Adaptation Research
By: Fatih • Essay • 1,341 Words • May 26, 2010 • 1,855 Views
Adaptation Research
Adaptation is the process of the receptors becoming less sensitive as a result of continued presentation of the same stimulus (Davis, & Palladino 2007). In other words the receptors “get use” or adjust to the brightness of a light or the darkness of a room, depending on the surrounding we are in. For instance, if you are in a suddenly darkened room your eyes will adjust to the darkness and be able to see around the room after you stand in it a few minutes. This works with all of the five sensory receptors found in the eyes, ears, mouth, nose, and skin. Below, I have conducted three different experiments in which adaptation occurs, and I will explain how each was done and how adaptation is evident in each one.

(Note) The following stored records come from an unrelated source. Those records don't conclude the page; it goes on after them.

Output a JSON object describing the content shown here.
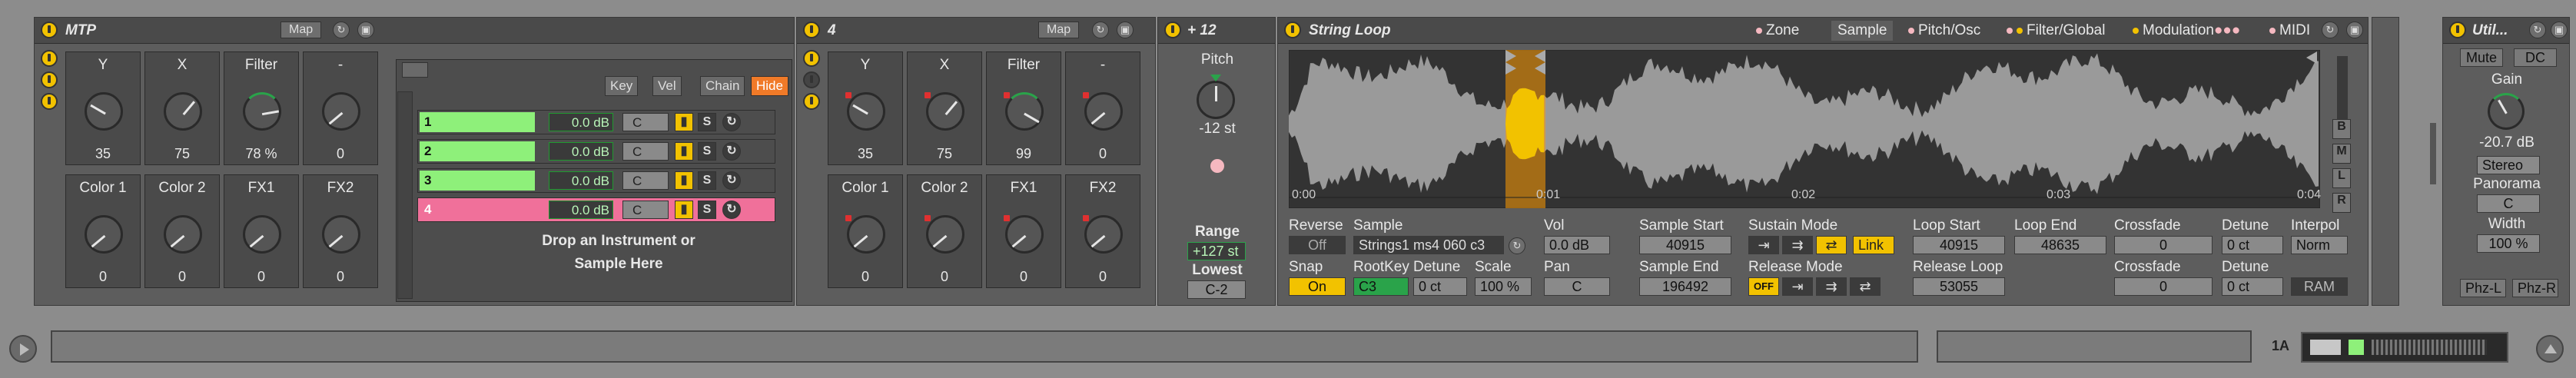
{
  "mtp": {
    "title": "MTP",
    "map_label": "Map",
    "macros": [
      {
        "label": "Y",
        "value": "35"
      },
      {
        "label": "X",
        "value": "75"
      },
      {
        "label": "Filter",
        "value": "78 %"
      },
      {
        "label": "-",
        "value": "0"
      },
      {
        "label": "Color 1",
        "value": "0"
      },
      {
        "label": "Color 2",
        "value": "0"
      },
      {
        "label": "FX1",
        "value": "0"
      },
      {
        "label": "FX2",
        "value": "0"
      }
    ],
    "chain_header": {
      "key": "Key",
      "vel": "Vel",
      "chain": "Chain",
      "hide": "Hide"
    },
    "chains": [
      {
        "name": "1",
        "vol": "0.0 dB",
        "pan": "C",
        "solo": "S"
      },
      {
        "name": "2",
        "vol": "0.0 dB",
        "pan": "C",
        "solo": "S"
      },
      {
        "name": "3",
        "vol": "0.0 dB",
        "pan": "C",
        "solo": "S"
      },
      {
        "name": "4",
        "vol": "0.0 dB",
        "pan": "C",
        "solo": "S"
      }
    ],
    "drop_text_1": "Drop an Instrument or",
    "drop_text_2": "Sample Here"
  },
  "rack4": {
    "title": "4",
    "map_label": "Map",
    "macros": [
      {
        "label": "Y",
        "value": "35"
      },
      {
        "label": "X",
        "value": "75"
      },
      {
        "label": "Filter",
        "value": "99"
      },
      {
        "label": "-",
        "value": "0"
      },
      {
        "label": "Color 1",
        "value": "0"
      },
      {
        "label": "Color 2",
        "value": "0"
      },
      {
        "label": "FX1",
        "value": "0"
      },
      {
        "label": "FX2",
        "value": "0"
      }
    ]
  },
  "pitch": {
    "title": "+ 12",
    "pitch_label": "Pitch",
    "pitch_value": "-12 st",
    "range_label": "Range",
    "range_value": "+127 st",
    "lowest_label": "Lowest",
    "lowest_value": "C-2"
  },
  "sampler": {
    "title": "String Loop",
    "tabs": [
      "Zone",
      "Sample",
      "Pitch/Osc",
      "Filter/Global",
      "Modulation",
      "MIDI"
    ],
    "time_marks": [
      "0:00",
      "0:01",
      "0:02",
      "0:03",
      "0:04"
    ],
    "side_buttons": [
      "B",
      "M",
      "L",
      "R"
    ],
    "reverse_label": "Reverse",
    "reverse_value": "Off",
    "snap_label": "Snap",
    "snap_value": "On",
    "sample_label": "Sample",
    "sample_value": "Strings1 ms4 060 c3",
    "rootkey_label": "RootKey",
    "rootkey_value": "C3",
    "detune_label": "Detune",
    "detune_value": "0 ct",
    "scale_label": "Scale",
    "scale_value": "100 %",
    "vol_label": "Vol",
    "vol_value": "0.0 dB",
    "pan_label": "Pan",
    "pan_value": "C",
    "sample_start_label": "Sample Start",
    "sample_start_value": "40915",
    "sample_end_label": "Sample End",
    "sample_end_value": "196492",
    "sustain_mode_label": "Sustain Mode",
    "link_label": "Link",
    "release_mode_label": "Release Mode",
    "release_off": "OFF",
    "loop_start_label": "Loop Start",
    "loop_start_value": "40915",
    "loop_end_label": "Loop End",
    "loop_end_value": "48635",
    "release_loop_label": "Release Loop",
    "release_loop_value": "53055",
    "crossfade_label": "Crossfade",
    "crossfade_value": "0",
    "crossfade2_label": "Crossfade",
    "crossfade2_value": "0",
    "detune2_label": "Detune",
    "detune2_value": "0 ct",
    "detune3_label": "Detune",
    "detune3_value": "0 ct",
    "interpol_label": "Interpol",
    "interpol_value": "Norm",
    "ram_label": "RAM"
  },
  "utility": {
    "title": "Util...",
    "mute_label": "Mute",
    "dc_label": "DC",
    "gain_label": "Gain",
    "gain_value": "-20.7 dB",
    "stereo_value": "Stereo",
    "panorama_label": "Panorama",
    "panorama_value": "C",
    "width_label": "Width",
    "width_value": "100 %",
    "phz_l": "Phz-L",
    "phz_r": "Phz-R"
  },
  "status": {
    "key_label": "1A"
  }
}
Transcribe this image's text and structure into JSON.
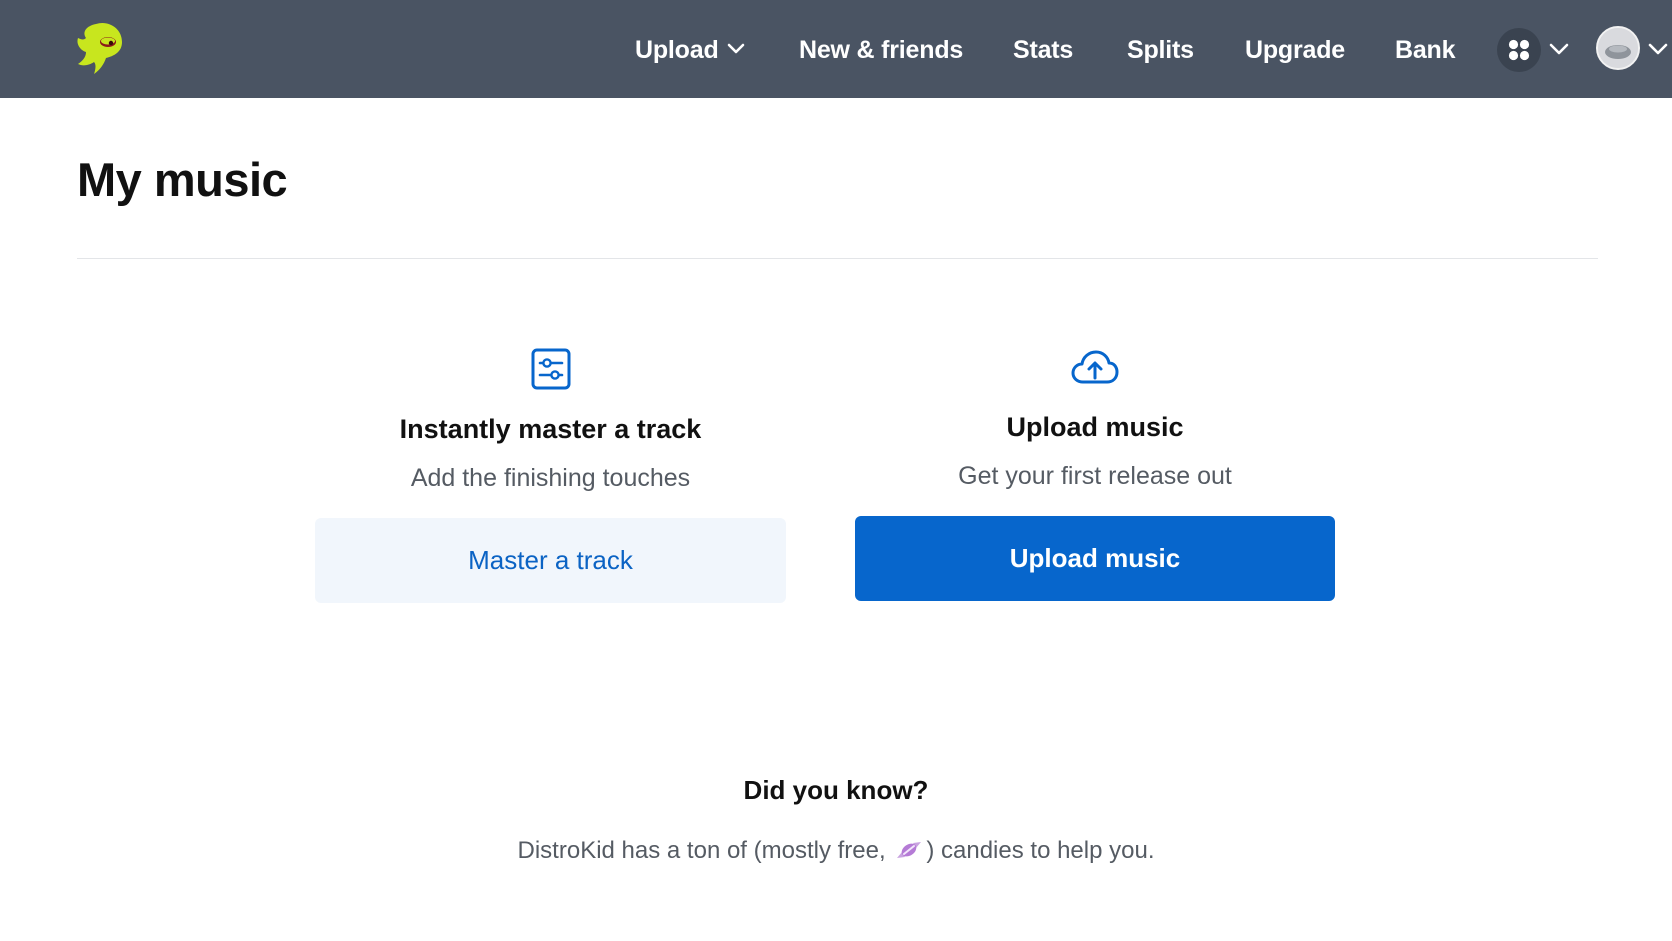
{
  "header": {
    "logo_icon": "distrokid-mascot-icon",
    "nav": {
      "upload": "Upload",
      "new_friends": "New & friends",
      "stats": "Stats",
      "splits": "Splits",
      "upgrade": "Upgrade",
      "bank": "Bank"
    },
    "apps_icon": "apps-grid-icon",
    "avatar_icon": "user-avatar"
  },
  "main": {
    "title": "My music",
    "cards": {
      "master": {
        "icon": "sliders-icon",
        "title": "Instantly master a track",
        "subtitle": "Add the finishing touches",
        "button": "Master a track"
      },
      "upload": {
        "icon": "cloud-upload-icon",
        "title": "Upload music",
        "subtitle": "Get your first release out",
        "button": "Upload music"
      }
    },
    "did_you_know": {
      "title": "Did you know?",
      "text_before": "DistroKid has a ton of (mostly free,",
      "text_after": ") candies to help you.",
      "candy_icon": "candy-icon"
    }
  },
  "colors": {
    "header_bg": "#4a5463",
    "accent": "#0766cc",
    "logo": "#c8e61e"
  }
}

The first experiment I chose to undertake was the sandpaper test. The experiment instructs me to rub my finger across a rough piece of sandpaper, and rate its coarseness on a numbered scale. Next, I am to wait a minute or two, and then rub the same finger across the same sandpaper and rate its coarseness again a second time. On a scale from 1 to 7 (1 being soft and 7 being rough), the sandpaper was rated at a 7 when I first rubbed it. The second time I rubbed the same sandpaper I rated the roughness at a 5. So the feel of the sandpaper felt smoother on the second rub. I found that my perception of the sandpaper’s coarseness changed after the repeated action of rubbing the same finger for the second time. The conclusion; the skin on my finger adapted to the coarseness of the sandpaper because of the repeated exposure to the same stimulus. In order for my finger to send the signal of the feel of the sandpaper to my brain for processing, my skin must be filled with cutaneous receptors that pick up on sensations such as touch, temperature, pain, and pressure on the skin. Once the cutaneous information has been sensed by the machorecptors by either fine hair movement on the skin, or by dents in the skin being stimulated, the information travels through sensory nerves all the way up the spinal cord and synapse in the thalamus. From there the information is correlated over to the somatosensory cortex in the brain for further analyzing (Davis, & Palladino 2007).
The second experiment I conducted was to fill up two cups of water: one with sugar water, and one with none. I will first sip the cup containing the sugar water and swish the liquid around my mouth momentarily before swallowing. Then, I will taste from the cup that contains the fresh water. This is what I experienced while performing the experiment; when sipping from the cup of fresh water, I was surprised because I expected the water to taste sweet after drinking form the sweetened cup. Instead the water ended up tasting every bland to me. I would have never had expected fresh water to taste bad. In the past, whenever I have drank regular fresh water, the water never had much taste to it at all, neither good or bad, but in this instance, it seemed to be very bland tasting to me. I can only assume this happened because my taste buds had adapted to the sweetened water very quickly, so when I immediately switched back to drinking the none flavored drink, it tasted very bland because of the fact that the taste buds had already adjusted to the taste of sweetness. My perception of how water should taste changed rather quickly! The stimuli used to determine taste are molecules dissolved in fluid form. When the liquid is drunk it comes into contact with taste buds that are located on the tongue, sides of the mouth, roof of the mouth, and in the back of the throat (Davis, & Palladino 2007). These taste buds are filled with taste receptors cells. How exactly does the taste receptor cell carry out the message of taste? One theory suggests that the molecules in the liquid attach to or fit into receptor sites which are tiny microscopic hairs called microvilli. “The receptor sites have different geometric shapes, so the shape of the molecule determines whether it fits into a specific receptor site” (Davis, & Palladino 2007). The theory also suggests that each shape determines what flavor we perceive such as sweet, salty, bitter, and sour. There are at least for different shapes representing each flavor, maybe even more. Once a molecule is fitted into the right receptor site, depolarization occurs and information is sent through the gustatory nerve into the brain.